Both have been on a wild ride since he took the company public in 2013, a hot year for tech IPOs. Shares immediately popped over the $15 IPO price and then soared as high $43.53 in 2013. Then it crashed in 2014, bottoming at $13.93 in February. Shares had been hovering at just below $20 before this news hit.

Textura has never declared a profit. In its last fiscal year, it had reported about $87 in revenue and a net loss of nearly $17 million. It had about $79 million in cash.

Attacked by a famous short

In 2014, Textura and Allin became the target of famous short seller Andrew Left of Citron Research. (Citron and Left will forever be known for taking down Valeant, though he's had plenty of other targets, like Mobileye.)  

In Left's classic style, Citron issued a scathing report on Textura filled with words like "fraud" and "fraudulent." Left took issue with things like how the company was reporting revenue and how it was predicting its profit trajectory.
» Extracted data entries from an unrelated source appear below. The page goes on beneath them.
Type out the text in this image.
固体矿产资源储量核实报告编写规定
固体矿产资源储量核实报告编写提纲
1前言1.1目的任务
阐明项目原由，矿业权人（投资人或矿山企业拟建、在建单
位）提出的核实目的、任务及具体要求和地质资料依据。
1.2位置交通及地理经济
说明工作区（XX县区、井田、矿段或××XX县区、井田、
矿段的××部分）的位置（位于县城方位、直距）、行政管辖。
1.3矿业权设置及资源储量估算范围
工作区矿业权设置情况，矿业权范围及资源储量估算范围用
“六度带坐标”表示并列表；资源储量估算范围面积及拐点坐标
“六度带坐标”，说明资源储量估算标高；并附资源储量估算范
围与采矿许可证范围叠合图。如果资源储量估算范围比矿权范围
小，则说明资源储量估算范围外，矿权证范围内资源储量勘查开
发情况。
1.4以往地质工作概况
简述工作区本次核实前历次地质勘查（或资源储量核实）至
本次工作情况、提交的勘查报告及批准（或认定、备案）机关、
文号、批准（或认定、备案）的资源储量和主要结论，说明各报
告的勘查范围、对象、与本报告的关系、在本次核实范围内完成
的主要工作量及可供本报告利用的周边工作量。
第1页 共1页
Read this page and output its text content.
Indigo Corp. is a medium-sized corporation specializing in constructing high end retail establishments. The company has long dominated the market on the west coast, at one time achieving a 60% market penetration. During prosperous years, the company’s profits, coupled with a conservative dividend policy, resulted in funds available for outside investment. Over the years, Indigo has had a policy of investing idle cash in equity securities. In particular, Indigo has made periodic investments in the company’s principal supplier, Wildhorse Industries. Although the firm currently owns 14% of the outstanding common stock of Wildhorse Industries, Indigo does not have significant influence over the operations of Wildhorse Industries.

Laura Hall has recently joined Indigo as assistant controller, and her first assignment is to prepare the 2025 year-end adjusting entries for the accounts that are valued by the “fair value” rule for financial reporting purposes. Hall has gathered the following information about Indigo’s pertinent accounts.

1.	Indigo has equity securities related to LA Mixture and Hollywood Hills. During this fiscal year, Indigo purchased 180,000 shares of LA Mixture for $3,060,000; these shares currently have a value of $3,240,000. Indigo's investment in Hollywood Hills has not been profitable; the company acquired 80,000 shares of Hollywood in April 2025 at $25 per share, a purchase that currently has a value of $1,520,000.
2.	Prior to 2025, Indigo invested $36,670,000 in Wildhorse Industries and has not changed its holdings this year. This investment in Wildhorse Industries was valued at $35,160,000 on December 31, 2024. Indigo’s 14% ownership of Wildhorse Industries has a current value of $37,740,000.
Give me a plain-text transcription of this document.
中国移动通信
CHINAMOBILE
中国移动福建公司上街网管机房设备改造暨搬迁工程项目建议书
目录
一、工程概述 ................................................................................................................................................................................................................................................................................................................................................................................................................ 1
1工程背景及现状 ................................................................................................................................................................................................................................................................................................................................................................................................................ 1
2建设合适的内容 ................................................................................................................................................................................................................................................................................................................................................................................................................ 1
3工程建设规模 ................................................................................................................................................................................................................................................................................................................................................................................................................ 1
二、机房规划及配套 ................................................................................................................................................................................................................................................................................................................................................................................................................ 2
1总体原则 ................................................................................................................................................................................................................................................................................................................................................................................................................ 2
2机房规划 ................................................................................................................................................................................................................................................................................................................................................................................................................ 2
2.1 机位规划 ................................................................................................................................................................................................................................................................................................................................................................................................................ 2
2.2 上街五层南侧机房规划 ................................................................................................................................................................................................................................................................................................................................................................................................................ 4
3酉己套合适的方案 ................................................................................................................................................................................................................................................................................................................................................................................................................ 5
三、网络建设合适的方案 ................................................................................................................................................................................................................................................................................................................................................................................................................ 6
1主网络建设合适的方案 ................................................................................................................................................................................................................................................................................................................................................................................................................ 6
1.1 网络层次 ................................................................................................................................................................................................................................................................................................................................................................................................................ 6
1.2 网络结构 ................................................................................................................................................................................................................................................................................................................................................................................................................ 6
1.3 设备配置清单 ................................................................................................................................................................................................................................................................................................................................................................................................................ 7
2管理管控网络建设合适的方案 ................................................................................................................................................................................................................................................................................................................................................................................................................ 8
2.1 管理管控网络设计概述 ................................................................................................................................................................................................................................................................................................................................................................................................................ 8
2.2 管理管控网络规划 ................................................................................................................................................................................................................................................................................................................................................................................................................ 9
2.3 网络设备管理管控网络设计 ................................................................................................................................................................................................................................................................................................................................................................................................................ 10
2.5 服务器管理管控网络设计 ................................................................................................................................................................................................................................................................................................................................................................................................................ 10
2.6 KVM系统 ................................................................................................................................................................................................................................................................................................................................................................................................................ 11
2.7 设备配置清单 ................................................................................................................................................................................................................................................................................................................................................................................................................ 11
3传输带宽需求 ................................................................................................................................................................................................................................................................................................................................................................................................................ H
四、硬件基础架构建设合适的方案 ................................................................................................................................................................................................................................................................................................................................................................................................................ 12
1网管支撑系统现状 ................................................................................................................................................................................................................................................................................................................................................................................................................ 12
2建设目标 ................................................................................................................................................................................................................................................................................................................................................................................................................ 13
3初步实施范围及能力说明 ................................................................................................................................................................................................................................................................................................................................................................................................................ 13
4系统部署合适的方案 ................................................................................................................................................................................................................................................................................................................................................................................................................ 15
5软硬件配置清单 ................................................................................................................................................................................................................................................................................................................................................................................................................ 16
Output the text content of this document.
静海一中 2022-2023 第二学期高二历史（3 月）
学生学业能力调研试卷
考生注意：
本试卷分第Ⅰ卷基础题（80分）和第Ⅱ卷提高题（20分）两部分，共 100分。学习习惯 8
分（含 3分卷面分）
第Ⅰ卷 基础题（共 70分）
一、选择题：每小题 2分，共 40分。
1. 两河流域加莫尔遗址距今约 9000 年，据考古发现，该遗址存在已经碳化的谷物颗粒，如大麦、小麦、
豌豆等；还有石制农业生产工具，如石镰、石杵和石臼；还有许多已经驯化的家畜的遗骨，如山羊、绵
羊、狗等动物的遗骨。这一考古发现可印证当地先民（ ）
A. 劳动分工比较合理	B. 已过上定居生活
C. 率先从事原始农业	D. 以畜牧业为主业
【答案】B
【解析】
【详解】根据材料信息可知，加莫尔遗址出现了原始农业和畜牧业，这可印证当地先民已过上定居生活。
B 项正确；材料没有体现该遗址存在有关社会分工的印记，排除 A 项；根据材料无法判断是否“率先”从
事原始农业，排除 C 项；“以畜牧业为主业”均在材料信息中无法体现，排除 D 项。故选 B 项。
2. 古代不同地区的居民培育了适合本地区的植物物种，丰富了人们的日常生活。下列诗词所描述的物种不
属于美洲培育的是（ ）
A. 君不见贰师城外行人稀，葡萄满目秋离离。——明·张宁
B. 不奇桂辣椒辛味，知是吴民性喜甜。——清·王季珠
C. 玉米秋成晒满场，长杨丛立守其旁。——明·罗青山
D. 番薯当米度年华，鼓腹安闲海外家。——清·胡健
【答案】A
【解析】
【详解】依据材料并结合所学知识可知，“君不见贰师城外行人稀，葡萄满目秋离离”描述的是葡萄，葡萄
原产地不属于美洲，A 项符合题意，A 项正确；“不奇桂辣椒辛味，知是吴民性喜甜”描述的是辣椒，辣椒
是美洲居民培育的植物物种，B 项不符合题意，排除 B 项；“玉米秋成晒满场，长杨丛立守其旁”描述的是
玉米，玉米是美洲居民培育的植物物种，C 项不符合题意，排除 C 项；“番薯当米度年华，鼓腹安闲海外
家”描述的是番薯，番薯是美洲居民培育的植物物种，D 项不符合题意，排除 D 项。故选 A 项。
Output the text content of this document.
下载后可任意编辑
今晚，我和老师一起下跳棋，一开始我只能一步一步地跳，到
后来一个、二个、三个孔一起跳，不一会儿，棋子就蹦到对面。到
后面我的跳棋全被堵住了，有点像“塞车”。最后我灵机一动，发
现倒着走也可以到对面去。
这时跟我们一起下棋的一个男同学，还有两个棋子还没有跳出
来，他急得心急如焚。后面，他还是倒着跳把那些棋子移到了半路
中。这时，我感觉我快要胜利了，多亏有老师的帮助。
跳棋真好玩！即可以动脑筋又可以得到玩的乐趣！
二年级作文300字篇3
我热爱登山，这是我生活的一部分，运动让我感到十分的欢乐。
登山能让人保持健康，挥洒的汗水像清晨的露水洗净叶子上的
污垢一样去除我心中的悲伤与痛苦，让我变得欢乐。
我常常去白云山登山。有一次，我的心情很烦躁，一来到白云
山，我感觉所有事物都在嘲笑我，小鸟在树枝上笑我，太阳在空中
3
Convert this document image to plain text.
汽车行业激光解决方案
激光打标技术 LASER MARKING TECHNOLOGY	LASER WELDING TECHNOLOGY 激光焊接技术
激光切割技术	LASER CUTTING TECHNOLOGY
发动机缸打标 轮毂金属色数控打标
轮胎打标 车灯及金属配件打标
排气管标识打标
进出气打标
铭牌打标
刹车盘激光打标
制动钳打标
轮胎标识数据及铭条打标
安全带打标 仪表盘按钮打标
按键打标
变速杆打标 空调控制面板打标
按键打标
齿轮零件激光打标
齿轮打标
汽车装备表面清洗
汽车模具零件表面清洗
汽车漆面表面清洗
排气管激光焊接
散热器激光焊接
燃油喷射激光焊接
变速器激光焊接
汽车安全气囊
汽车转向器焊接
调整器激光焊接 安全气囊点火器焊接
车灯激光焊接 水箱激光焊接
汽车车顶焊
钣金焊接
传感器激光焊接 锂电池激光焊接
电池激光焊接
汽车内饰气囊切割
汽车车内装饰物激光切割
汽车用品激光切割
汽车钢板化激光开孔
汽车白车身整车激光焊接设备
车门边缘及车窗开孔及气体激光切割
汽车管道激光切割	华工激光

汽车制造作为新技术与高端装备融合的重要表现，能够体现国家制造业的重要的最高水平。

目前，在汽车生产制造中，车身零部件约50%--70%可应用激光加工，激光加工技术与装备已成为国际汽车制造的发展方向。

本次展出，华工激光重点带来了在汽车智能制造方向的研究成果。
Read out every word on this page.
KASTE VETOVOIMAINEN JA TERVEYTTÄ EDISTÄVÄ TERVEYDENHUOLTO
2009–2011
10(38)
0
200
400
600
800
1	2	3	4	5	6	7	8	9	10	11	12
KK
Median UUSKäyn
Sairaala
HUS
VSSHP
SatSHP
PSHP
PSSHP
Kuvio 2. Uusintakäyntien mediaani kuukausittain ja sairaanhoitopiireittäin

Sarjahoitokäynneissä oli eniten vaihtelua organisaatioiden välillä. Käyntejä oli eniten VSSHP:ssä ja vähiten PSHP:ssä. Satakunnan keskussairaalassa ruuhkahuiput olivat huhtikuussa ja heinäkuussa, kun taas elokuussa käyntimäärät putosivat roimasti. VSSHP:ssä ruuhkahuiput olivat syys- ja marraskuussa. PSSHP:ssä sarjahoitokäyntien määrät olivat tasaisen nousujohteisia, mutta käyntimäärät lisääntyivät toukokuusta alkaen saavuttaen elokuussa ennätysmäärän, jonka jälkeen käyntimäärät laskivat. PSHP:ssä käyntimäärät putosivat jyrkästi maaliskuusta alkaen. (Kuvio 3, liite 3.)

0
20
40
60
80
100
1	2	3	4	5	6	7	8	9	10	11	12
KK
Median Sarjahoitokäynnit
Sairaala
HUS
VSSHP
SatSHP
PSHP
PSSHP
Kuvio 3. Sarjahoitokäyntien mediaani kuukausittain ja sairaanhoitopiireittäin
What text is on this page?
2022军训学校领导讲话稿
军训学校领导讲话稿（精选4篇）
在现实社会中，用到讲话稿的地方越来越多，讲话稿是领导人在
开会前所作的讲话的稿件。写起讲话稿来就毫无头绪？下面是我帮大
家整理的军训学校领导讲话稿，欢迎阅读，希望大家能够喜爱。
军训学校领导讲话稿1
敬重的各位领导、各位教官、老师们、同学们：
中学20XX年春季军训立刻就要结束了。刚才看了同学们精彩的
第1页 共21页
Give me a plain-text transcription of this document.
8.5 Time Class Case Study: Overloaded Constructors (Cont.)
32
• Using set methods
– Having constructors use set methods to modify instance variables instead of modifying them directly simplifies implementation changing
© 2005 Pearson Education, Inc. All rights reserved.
Citron also called out Allin for not disclosing a previous CEO role he had at a company called Patron Systems a decade ago. Patron's business at the time was based around a proposed deal to buy security company Trustwave, but the purchase never happened, Allin resigned, and Patron went bankrupt a few years later, reports Crain's Chicago Business editor John Pletz.

Left's smoking gun was the letter of resignation from Patron's auditor during Allin's tenure. (It's never a good sign when an auditor resigns.)

Textura vigorously denied all wrongdoing and all accusations from Citron, claiming the report was filled with "inaccurate and misleading statements and gross distortions." 

It's also worth pointing out: the short-selling game is all about betting against the company, turning a profit if the stock stank tanks. 

But the report left marks. A predictable class-action shareholder lawsuit and one of Textura's largest shareholder advising the board to consider selling the company, Pletz reported at the time.

Textura also became the target of an anonymously penned blog, (which is shutting down with the Oracle acquisition), which reported on all things perceived wrong with Textura, including an odd lawsuit by a former employee who claimed Textura unlawfully fired her after she told the company she was pregnant. (Textura denied the charges, according to court documents, but with everything else going on, entered into settlement talks.)

A happy ending

In April 2015, Textura announced that the board had replaced Allin with board member David Habiger who would serve as interim CEO. 

Habiger was known for selling companies as the CEO. He was CEO of Sonic, which sold to Rovi for about $1 billion, and of NDS Group, sold to Cisco for $5 billion.

Allin was moving on to become chairman, the company said at the time. Allin later resigned from the board and left the company at the end of 2015, Textura said in its annual report SEC filing for 2015.

His send-off package included $1.8 million in severance and a bunch of restricted stock units.

This buy is a happy ending for Allin, as he still owned about 8% of the company. With Oracle's $26 a share price, his stake is worth about $58 million.

Textura did not respond to a request for comment and Oracle declined comment.

This story first appeared on Business Insider.